Founded by Stanford MBAs Marcos Galperin and Hernan Kazah from the class of 1999, the company’s regional management team today includes: Osvaldo Giménez, MBA ’98; Hernán Kazah, MBA ’99; Ignacio Vidaguren, MBA ’98; Stelleo Tolda, MBA ’99, and Francisco Ceballos, MBA ’96.
MercadoLibre was the leading e-commerce platform in Latin America based on unique visitors and page views during 2007. Revenue reached $85.1 million last year, with earnings of $9.6 million, or 22 cents per share. Company leaders are betting their service will catch on as more people turn to the internet in Latin America, an expansive region with 550 million people that now has about 126 million internet users. While less than the number of online users in Asia, Europe or North America, Szekasy said internet use is growing faster in Latin America than anywhere else in the world.
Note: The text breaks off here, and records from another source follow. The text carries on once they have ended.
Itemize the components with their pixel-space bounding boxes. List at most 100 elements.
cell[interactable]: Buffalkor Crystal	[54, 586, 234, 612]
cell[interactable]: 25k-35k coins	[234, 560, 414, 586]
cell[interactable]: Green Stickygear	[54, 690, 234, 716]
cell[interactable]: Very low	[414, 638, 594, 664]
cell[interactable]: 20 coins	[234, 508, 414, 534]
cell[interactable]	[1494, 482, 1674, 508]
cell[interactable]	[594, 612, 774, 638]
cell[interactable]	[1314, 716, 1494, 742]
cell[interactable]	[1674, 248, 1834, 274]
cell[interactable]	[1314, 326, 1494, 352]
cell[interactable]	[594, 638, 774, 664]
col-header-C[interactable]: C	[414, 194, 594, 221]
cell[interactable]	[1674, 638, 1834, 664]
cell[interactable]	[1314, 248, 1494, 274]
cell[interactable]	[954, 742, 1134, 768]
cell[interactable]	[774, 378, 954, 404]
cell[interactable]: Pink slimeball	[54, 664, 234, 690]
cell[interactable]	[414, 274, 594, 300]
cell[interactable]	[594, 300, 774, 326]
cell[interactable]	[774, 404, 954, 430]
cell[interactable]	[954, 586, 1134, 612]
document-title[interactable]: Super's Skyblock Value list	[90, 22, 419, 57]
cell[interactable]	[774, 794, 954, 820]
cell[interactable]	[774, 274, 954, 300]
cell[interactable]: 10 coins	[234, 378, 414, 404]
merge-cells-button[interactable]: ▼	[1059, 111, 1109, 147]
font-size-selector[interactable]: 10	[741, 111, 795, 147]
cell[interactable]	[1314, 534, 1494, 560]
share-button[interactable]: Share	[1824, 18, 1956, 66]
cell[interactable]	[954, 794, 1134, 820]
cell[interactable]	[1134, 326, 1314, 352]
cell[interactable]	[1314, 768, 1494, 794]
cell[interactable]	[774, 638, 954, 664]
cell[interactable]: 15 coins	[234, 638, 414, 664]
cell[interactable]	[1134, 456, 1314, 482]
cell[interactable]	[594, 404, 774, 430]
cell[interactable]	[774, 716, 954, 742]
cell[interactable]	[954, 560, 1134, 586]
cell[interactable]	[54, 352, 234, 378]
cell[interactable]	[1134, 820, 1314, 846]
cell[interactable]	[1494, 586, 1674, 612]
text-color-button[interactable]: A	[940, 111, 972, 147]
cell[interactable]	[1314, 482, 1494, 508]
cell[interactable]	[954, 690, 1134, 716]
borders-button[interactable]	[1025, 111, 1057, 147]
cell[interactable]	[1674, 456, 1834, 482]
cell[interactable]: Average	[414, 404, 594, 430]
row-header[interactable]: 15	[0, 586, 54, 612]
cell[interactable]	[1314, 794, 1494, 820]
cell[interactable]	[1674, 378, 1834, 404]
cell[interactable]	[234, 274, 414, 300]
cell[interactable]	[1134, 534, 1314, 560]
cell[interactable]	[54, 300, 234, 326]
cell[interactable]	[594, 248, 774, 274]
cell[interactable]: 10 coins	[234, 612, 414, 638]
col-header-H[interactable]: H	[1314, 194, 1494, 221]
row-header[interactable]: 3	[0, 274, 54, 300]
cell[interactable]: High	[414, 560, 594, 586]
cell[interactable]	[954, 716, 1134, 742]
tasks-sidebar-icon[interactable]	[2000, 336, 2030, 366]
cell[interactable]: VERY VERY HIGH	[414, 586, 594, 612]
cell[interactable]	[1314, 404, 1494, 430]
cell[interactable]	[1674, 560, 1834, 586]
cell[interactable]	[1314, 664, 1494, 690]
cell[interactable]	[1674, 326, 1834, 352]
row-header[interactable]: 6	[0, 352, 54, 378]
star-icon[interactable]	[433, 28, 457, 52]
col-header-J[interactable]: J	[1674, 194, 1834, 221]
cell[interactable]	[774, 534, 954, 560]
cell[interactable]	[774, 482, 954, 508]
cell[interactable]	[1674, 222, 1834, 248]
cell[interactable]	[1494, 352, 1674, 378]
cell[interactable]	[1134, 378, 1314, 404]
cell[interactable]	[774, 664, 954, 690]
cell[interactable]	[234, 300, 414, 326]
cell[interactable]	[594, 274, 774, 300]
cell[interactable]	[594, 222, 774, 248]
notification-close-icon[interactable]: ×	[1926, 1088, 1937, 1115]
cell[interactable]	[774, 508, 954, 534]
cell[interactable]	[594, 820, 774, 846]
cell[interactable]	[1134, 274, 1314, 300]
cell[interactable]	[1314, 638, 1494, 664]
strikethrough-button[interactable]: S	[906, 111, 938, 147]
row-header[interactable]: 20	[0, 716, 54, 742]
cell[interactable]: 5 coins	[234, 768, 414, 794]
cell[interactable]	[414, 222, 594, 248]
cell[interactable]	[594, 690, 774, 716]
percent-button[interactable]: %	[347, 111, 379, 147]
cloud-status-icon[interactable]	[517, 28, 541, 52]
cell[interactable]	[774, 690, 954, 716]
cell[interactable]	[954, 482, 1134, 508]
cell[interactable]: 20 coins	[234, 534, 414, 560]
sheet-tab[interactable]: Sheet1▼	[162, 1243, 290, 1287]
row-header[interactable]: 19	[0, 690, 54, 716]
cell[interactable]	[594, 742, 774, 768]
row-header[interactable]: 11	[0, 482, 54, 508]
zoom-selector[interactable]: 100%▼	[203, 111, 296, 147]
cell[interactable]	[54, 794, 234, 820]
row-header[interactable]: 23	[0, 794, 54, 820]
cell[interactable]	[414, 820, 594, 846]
MercadoLibre—its name means ‘free market’ in Spanish—has nearly 25 million registered users and operations in 12 countries: Argentina, Brazil, Chile, Colombia, Costa Rica, Dominican Republic, Ecuador, Mexico, Panama, Peru, Uruguay, and Venezuela. That’s nearly double the number of users—12.2 million—the company had in 2005.
In MercadoLibre’s early days only 2 or 3 percent of the Latin American populace used the internet, a figure that influenced the company’s initial strategy of focusing on the quality of the site rather than spending millions to blanket the region with advertising. “We believed it made more sense to focus on building a great technology rather than spending massive amounts of cash in marketing,” Szekasy said.
In August 2007, the company conducted a $49.6 million initial public offering on the NASDAQ, giving it more money to expand. US-based online auction giant eBay is MercadoLibre’s largest investor, having acquired a 19.5 percent stake in 2001. MercadoLibre acquired iBazar Com Ltd., the Brazilian subsidiary of iBazar SA, which had recently been acquired by eBay. In return eBay received a 19.5 percent ownership interest in MercadoLibre and will share best practices with the company. As of August 2007, eBay owned 8.1 million MercadoLibre shares, according to Yahoofinace.com.
While well known for its auction-sale format, today 90 percent of MercadoLibre users choose fixed-price sales, and more than 80 percent of the articles purchased are new. MercadoLibre manages its own online payment services, similar to PayPal in the United States. It is about to roll out a new product to enable customers to complete transactions outside of the MercadoLibre system, said Szekasy.
Asked whether the company might be spreading itself too thin by offering so many services, Szekasy said absolutely not; “You don’t want to do more than you can do. You also don’t want to do less than you can do. That is the balance we are always struggling to find.”
He added, “Latin America is where we have great advantages. We have the skills and the team and we know how to operate in that environment.”
MercadoLibre has helped give rise to a cottage industry of mom-and-pop firms that rely solely on the site for sales, giving the small firms access to a national market, rather than just catering to the people that walk in their door.
“We have many anecdotes of someone who was driving a taxi, started selling something online, and now they have 20 employees and they don’t drive the taxi anymore,” said Szekasy.
“We don’t know exact numbers, but tens of thousands of people make all or most of their living by selling on MercadoLibre.”